Ответов на эти вопросы ждать не приходилось, и Розалинда была на грани отчаяния. Укрывшись за стволом каштана, она наблюдала за беседующими мужчинами, размышляя над новым препятствием, возникшим у нее на пути. Рано или поздно ее мучитель куда-нибудь уберется и мэр останется один. Но посмеет ли она тогда к нему обратиться? Выслушает ли ее мэр или просто-напросто поверит оговору и бросит ее в темницу?
Наконец путь был свободен, и Розалинда пробралась ближе к помосту, все еще не решаясь обратиться к мэру. И тут показалась повозка с осужденными, окруженная глумящейся чернью. Казалось, все бросили свои дела и устремились к виселице, где пред-стояло свершиться главному событию дня. Торопясь занять место получше, каждый пускал в ход и кулаки, и локти. Толпа напирала, и Розалинду почти притиснули к помосту. Она оказалась в первых рядах, не имея возможности ни шагнуть вперед, ни выбраться из давки. Чья-то нога в грубом башмаке наступила на ее босую ногу. Девушка отшатнулась - тогда в ребра ей уперся острый локоть. Зажатая со всех сторон, она была как в ловушке, обреченная стать зрительницей предстоящего жуткого действа.
Только возгласы мэра, с важностью вышагивающего взад-вперед по помосту, слегка утихомирили кричащую, возбужденную толпу.
- Слушайте меня! Слушайте меня, добрые люди Данмоу! - Он хлопнул в ладоши, требуя внимания. - Успокойтесь и выслушайте меня!
Когда гомон толпы стих до негромкого ропота, мэр остановился и выпятил грудь:
- Сегодня прекрасный день для праздника...
- Чудный денек, чтобы покачаться в петле! - выкрикнул из толпы какой-то весельчак.
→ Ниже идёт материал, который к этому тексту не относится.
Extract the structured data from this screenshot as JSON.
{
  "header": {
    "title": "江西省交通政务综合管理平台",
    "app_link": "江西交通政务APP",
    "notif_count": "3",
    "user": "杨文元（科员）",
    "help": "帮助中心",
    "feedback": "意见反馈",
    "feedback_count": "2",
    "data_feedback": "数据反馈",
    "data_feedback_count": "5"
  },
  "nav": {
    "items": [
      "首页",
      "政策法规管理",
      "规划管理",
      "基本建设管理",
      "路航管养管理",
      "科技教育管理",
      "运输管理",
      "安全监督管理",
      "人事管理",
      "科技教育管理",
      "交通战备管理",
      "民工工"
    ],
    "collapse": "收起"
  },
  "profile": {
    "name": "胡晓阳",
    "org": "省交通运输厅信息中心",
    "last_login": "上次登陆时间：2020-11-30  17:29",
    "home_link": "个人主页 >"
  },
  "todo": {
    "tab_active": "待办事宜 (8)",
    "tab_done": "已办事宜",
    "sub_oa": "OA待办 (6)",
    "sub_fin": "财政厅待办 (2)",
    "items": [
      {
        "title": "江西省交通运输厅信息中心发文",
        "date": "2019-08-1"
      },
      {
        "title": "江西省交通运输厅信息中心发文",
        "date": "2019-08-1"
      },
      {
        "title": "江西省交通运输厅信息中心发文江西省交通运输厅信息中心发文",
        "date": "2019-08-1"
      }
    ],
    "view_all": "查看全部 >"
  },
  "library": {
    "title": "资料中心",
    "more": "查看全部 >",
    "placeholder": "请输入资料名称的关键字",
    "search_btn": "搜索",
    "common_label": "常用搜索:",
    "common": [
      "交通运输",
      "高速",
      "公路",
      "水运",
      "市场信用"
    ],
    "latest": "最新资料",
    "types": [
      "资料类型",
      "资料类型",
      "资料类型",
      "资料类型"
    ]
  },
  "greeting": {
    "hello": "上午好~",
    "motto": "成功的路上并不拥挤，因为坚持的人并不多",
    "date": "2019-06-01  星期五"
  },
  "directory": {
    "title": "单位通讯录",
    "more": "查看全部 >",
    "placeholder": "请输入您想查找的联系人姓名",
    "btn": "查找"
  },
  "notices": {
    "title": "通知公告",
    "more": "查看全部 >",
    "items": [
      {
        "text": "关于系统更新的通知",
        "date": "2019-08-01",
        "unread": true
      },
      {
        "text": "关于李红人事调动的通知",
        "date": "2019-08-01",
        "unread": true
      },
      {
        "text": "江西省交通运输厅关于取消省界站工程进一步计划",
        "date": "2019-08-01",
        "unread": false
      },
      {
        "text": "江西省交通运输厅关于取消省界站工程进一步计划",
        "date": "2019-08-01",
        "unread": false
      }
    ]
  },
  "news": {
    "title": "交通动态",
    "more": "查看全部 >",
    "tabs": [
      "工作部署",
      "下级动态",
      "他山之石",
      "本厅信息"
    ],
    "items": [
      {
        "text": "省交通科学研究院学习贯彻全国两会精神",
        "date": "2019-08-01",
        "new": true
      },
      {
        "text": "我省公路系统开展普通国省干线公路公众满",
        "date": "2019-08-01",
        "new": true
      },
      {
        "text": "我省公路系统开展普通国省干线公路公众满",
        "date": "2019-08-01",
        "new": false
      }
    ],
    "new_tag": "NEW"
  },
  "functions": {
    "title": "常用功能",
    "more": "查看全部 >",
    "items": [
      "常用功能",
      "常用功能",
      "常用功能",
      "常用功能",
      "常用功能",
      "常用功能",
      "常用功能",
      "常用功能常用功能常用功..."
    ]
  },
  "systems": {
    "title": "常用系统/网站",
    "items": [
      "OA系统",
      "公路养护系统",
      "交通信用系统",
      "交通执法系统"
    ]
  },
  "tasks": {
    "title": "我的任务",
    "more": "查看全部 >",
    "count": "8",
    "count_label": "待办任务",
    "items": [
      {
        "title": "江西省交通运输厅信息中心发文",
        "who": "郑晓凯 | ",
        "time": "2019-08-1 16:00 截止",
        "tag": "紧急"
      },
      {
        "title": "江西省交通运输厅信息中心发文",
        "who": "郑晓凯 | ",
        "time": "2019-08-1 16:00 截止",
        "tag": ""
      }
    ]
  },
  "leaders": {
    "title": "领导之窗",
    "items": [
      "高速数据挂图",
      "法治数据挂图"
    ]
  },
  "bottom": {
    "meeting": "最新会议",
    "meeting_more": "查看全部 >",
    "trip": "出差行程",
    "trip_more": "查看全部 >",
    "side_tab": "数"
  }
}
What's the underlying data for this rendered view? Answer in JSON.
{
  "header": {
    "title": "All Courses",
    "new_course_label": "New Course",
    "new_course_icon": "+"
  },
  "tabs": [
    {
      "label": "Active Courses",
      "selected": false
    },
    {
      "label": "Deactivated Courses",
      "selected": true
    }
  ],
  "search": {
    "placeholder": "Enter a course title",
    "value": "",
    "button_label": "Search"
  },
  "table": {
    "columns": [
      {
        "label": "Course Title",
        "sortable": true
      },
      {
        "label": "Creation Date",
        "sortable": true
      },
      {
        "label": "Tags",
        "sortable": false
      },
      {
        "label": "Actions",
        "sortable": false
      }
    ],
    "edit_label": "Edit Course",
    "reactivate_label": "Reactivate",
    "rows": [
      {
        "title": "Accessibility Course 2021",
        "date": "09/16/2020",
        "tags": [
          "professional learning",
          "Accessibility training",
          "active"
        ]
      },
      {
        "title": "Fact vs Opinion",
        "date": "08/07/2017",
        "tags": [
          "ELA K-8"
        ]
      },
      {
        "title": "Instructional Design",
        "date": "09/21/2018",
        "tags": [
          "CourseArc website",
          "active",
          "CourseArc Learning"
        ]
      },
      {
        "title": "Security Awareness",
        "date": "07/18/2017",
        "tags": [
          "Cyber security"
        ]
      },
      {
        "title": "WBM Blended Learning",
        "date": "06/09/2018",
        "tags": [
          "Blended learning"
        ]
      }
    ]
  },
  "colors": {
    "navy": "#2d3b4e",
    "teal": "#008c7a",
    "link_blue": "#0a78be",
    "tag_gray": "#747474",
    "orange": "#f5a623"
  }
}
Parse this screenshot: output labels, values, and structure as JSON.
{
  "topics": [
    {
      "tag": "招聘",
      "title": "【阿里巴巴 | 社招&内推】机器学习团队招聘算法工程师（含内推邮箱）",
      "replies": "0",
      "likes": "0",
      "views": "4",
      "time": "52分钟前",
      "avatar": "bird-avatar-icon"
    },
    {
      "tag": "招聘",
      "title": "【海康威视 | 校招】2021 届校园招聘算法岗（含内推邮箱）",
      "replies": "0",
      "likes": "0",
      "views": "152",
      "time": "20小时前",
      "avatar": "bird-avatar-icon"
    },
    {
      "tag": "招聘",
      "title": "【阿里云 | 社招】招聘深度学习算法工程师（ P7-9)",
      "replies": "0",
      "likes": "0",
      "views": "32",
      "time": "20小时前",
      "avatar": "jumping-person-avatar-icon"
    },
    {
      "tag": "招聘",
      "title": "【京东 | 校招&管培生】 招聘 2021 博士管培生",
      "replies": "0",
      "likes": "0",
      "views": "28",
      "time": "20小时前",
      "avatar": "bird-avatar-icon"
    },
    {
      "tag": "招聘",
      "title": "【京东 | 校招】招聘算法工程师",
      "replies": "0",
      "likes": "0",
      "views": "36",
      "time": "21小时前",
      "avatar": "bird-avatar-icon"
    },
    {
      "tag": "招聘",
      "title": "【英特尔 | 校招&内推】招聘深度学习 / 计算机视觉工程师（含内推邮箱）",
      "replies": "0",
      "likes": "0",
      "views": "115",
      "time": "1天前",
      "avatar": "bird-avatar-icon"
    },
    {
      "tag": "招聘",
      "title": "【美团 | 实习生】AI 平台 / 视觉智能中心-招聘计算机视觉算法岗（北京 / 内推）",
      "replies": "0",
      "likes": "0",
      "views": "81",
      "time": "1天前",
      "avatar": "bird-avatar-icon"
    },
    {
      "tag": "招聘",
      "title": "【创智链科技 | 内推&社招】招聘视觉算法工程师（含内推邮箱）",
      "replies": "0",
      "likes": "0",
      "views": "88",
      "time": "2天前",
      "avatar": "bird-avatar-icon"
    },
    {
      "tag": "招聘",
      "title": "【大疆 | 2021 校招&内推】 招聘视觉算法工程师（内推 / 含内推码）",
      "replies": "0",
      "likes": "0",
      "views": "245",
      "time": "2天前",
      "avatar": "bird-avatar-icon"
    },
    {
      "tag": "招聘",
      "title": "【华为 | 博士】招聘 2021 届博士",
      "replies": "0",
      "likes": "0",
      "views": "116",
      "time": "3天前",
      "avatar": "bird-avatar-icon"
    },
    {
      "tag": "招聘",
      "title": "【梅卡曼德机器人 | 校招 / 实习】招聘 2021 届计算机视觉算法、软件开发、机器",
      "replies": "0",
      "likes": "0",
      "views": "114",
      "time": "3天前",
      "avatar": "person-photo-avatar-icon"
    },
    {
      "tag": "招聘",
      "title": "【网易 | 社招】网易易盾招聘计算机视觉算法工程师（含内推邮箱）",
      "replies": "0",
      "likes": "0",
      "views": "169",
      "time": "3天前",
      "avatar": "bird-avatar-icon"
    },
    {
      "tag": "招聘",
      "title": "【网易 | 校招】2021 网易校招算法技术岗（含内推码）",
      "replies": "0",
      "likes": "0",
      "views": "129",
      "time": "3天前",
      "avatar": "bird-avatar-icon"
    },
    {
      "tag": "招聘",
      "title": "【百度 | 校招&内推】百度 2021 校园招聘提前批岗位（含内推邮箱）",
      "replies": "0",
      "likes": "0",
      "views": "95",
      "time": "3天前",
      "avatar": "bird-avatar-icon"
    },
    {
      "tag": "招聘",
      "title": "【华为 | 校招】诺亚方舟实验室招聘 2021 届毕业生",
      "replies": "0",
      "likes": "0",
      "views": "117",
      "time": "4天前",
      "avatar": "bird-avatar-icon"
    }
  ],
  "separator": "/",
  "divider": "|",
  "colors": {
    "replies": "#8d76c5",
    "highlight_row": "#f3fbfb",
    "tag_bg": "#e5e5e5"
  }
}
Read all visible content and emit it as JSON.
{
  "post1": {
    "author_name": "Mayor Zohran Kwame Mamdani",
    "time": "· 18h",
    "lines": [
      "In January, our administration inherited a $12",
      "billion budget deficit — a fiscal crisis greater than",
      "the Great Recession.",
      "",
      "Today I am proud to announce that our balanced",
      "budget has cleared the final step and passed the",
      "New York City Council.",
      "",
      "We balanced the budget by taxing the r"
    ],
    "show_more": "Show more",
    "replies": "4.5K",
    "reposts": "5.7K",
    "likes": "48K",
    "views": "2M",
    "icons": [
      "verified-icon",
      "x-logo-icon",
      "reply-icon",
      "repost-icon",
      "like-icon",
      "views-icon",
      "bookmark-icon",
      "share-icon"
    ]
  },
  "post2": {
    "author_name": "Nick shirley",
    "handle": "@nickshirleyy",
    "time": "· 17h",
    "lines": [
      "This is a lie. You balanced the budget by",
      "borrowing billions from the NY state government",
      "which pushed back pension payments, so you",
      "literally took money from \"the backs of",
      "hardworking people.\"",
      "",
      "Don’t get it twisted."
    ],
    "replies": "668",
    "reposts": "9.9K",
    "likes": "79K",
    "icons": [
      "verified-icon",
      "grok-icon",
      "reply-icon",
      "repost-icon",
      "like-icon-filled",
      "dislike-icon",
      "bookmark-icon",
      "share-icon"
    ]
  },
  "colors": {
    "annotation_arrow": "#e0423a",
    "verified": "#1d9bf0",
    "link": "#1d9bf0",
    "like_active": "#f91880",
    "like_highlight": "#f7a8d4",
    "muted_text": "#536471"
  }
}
- Хорошо сказано! В самую точку! - поддержало его несколько голосов.
- Конечно, конечно! - Мэр еще раз жестом призвал к молчанию. - И скоро мы увидим, как кое-кто закачается. Но, по моему разумению, будет очень даже правильно, если я еще раз спрошу - не желает ли какая-нибудь парочка, чтобы сегодня их быстренько окрутили - по обычаю весеннего обручения? Если кто позабыл - напоминаю: эта женитьба не на всю жизнь, а только на один год и один день. - Мэр явно надеялся, что кто-нибудь польстится на такие заманчивые условия.
- Навязать себе на шею бабу даже на год и один день - это слишком долгой срок! - заржал стоявший поблизости парень с лицом вороватого хорька.
Тут же прозвучал ехидный отклик:
- Да рядом с тобой, Джон Финч, женщине и день покажется слишком длинным!
- О том и речь, - продолжил багроволицый оратор. - Издавна существует обычай, позволяющий мужчине и женщине в этот день заключить брак на время. Если они не подходят друг другу, то через год и один день могут пойти каждый своей дорогой. И никто ничего не теряет.
- Если не считать непорочности девицы, - пропищал чей-то голос из задних радов, и все расхохотались.
- А могу я менять жену каждый год? - поинтересовался еще один пропойца. - Я не прочь, чтобы каждый год мне согревала постель новая молодка.